SAD ERROR IN IDENTIFICATION.

Mrs. Lulu Bennett, Chicago, whose daughter, Gertrude Eloise Swayze, 16 years old, was a victim of the holocaust, thought she would avoid the gruesome task of making a tour of the morgues, so she asked a friend to search for her daughter's body. After visiting a number of morgues he finally found the body of a girl at Rolston's, in Adams street, which he identified as Miss Swayze. The body was conveyed to the mother's residence, but when she looked at the body she turned away with a moan and said: "That is not my Gertrude; take it away, take it away. There has been some terrible mistake made."

Mrs. Bennett made a personal tour of the morgues afterward and found her daughter's body.
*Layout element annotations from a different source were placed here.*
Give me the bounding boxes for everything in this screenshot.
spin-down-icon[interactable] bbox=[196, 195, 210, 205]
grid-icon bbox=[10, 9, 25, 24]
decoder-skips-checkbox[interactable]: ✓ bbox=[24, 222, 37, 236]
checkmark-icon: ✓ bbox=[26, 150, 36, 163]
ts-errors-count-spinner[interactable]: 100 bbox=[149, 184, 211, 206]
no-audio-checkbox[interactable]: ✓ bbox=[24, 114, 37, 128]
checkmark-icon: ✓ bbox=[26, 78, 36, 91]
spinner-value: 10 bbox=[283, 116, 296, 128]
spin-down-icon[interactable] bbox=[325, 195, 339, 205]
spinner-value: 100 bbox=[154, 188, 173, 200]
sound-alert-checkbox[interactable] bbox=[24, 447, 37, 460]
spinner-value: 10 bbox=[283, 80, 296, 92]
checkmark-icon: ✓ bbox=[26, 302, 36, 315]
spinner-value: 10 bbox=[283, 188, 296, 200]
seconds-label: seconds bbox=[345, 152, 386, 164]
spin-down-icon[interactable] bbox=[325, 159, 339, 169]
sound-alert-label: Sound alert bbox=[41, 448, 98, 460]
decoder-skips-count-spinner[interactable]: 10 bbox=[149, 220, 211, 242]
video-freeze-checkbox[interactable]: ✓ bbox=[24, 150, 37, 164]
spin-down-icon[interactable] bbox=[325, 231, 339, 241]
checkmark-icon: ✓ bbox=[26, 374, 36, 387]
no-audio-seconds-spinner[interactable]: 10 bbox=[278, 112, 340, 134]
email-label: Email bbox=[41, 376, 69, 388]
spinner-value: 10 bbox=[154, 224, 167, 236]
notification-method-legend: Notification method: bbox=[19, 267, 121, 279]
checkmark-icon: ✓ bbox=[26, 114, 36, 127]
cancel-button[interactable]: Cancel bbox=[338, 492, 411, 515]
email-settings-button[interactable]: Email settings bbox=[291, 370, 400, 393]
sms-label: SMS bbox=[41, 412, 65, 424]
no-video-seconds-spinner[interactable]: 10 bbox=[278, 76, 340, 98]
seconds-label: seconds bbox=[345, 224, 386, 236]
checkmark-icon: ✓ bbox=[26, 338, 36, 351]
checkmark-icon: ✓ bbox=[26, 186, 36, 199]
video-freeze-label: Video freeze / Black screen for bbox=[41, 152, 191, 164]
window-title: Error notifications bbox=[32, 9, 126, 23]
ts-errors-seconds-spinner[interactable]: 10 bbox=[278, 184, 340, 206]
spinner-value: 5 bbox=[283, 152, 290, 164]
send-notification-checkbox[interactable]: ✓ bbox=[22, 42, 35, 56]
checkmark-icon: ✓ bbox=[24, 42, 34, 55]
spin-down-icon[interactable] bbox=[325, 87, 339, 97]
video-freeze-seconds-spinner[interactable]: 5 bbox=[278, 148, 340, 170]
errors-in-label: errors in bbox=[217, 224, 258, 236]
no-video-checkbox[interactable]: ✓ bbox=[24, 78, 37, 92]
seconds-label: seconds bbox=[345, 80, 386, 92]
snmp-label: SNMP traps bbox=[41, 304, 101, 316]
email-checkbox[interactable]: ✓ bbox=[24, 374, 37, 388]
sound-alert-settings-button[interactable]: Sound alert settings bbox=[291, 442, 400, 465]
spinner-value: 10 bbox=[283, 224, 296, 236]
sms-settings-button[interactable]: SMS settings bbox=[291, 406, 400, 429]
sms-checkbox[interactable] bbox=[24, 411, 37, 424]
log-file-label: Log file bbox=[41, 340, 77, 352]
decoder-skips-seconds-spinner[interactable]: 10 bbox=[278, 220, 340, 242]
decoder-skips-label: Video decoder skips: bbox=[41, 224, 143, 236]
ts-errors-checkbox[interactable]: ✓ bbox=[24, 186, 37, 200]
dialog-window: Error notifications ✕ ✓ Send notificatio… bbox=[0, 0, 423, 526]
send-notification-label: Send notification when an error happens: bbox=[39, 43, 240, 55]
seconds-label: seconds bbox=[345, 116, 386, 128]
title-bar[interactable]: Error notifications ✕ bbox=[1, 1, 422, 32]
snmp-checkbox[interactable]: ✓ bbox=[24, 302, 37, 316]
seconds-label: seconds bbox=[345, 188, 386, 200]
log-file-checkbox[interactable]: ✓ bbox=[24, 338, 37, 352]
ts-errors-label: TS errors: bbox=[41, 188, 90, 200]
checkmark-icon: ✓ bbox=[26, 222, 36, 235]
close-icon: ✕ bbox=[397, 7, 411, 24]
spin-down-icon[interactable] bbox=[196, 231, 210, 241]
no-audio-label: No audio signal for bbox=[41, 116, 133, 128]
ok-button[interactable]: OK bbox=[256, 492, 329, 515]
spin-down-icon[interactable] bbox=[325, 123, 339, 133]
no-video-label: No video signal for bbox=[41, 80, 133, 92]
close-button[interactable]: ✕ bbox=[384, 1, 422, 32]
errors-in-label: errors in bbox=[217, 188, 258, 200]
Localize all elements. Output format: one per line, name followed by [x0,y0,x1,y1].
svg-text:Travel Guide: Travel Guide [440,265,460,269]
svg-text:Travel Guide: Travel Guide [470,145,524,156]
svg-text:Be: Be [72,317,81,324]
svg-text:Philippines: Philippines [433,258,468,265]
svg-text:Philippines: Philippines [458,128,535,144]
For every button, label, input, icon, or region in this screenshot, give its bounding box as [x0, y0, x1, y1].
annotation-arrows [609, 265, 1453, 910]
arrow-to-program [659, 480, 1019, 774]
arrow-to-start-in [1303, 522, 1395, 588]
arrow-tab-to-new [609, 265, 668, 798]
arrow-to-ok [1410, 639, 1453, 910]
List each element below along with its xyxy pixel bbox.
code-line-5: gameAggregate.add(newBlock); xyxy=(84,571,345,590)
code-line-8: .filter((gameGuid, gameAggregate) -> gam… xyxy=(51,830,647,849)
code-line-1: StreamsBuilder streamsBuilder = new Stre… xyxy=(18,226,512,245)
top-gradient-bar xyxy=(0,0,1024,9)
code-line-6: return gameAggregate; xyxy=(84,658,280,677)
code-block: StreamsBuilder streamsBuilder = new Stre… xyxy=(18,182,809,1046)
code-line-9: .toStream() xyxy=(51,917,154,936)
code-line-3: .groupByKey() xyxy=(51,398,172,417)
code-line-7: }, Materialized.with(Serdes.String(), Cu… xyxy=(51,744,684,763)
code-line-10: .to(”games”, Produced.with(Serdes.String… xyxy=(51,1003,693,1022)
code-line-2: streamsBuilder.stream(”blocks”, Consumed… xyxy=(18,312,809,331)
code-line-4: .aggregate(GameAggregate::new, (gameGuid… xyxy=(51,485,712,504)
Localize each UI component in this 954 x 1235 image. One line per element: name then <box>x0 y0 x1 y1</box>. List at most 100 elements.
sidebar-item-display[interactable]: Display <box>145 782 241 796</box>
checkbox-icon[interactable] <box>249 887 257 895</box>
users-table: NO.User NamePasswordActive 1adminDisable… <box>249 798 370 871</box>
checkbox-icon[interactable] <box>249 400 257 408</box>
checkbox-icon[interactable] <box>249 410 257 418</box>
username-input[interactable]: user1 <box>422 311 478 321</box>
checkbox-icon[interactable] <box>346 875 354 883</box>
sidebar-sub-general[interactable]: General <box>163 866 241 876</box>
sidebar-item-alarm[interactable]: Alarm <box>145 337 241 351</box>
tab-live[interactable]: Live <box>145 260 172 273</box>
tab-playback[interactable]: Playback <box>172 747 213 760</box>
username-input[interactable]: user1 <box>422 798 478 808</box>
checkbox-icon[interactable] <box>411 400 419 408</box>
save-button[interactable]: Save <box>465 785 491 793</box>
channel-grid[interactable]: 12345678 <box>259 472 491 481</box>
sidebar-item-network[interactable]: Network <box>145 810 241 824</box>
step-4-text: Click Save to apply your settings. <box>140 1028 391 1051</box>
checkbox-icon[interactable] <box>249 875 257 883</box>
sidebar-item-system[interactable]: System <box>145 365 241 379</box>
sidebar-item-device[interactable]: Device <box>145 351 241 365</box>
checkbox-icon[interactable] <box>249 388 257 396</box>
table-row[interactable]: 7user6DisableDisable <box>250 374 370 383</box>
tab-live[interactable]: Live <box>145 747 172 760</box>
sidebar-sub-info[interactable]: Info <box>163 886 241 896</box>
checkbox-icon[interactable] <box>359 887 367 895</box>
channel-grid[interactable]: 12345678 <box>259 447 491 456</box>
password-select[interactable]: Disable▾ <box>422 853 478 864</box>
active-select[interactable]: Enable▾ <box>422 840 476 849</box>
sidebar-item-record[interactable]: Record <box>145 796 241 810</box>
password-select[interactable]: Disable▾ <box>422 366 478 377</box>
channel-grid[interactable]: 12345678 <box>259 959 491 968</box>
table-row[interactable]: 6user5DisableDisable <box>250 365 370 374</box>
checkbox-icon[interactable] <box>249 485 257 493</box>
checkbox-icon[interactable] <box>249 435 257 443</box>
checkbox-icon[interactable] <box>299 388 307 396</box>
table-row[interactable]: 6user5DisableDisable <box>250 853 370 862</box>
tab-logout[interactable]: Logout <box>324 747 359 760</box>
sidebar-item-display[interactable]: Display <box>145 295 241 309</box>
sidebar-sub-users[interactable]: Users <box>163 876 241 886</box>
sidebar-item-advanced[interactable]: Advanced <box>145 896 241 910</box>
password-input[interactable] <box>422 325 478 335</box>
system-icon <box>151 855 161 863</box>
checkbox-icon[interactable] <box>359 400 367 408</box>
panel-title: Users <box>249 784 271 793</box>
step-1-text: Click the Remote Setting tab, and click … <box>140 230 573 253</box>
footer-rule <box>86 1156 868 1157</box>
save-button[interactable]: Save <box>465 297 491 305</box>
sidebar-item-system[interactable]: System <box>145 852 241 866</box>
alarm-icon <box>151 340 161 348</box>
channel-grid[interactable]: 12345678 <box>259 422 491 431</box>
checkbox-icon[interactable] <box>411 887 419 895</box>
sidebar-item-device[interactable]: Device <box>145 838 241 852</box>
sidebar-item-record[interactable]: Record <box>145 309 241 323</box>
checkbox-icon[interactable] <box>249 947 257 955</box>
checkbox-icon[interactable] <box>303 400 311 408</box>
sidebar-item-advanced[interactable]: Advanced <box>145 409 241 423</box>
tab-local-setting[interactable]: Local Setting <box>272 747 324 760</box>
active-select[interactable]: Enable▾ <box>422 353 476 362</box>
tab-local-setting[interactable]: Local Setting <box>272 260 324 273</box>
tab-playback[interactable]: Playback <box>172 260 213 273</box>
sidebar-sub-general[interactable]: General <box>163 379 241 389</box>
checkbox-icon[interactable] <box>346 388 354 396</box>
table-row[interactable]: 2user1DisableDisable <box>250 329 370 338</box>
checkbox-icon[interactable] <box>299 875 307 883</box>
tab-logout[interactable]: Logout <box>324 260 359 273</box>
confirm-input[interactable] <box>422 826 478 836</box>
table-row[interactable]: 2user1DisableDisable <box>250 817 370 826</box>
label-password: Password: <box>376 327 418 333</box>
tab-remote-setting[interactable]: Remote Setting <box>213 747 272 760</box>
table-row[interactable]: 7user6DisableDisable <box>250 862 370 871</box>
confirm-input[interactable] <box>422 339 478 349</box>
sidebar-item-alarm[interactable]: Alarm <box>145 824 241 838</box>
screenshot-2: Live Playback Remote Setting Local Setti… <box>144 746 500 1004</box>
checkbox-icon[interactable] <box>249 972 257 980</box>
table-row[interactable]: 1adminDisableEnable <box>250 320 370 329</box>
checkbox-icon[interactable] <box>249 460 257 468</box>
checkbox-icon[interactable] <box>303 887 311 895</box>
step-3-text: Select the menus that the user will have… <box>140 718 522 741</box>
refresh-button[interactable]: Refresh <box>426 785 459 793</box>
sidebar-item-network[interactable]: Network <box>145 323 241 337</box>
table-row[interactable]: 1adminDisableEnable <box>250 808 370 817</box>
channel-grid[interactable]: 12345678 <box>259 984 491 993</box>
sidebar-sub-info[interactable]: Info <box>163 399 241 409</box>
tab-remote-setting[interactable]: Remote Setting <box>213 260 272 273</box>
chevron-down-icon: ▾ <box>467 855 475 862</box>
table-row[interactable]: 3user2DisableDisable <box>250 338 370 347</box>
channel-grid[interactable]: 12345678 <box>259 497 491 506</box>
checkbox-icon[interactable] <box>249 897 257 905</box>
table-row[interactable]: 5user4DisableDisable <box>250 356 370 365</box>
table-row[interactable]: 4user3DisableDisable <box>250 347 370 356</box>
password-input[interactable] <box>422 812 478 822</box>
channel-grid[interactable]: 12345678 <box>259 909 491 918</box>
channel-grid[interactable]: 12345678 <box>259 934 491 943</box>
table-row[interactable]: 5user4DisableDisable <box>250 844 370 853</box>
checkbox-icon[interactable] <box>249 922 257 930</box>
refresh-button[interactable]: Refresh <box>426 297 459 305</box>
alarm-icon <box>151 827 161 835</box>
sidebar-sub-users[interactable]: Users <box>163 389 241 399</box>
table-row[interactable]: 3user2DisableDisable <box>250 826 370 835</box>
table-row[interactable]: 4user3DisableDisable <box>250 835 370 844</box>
THE HANGER OF THE ASBESTOS CURTAIN.

The asbestos curtain at the Iroquois theater was not hung in a manner satisfactory to Lyman Savage, the stage carpenter who put it up, according to a statement he made to his son, C. B. Savage, head electrician at Power's theater, a short time before his death which occurred indirectly as a result of the fire.

Mr. Savage, who lived at 1750 Wrightwood avenue and who was a stage carpenter in Chicago for twenty-five years, worked at the Iroquois theater until two weeks before the fire, when he was compelled to leave because of kidney trouble. His son ascribes his death to excitement over the Iroquois fire. That disaster was uppermost in his mind.

Mr. Savage said: "I asked my father if he hung the asbestos curtain at the Iroquois theater and he said he did. I then asked him if he hung the curtain according to his own ideas, and he replied in substance: 'No, that curtain was not hung my way, but Cummings' (the stage carpenter's) way. If you want to see a curtain hung my way you should see the curtain in a theater I worked on in Michigan last fall.'

"My father did not specify what point about the hanging of the curtain he did not approve, and I do not know what feature of the work he was not satisfied with.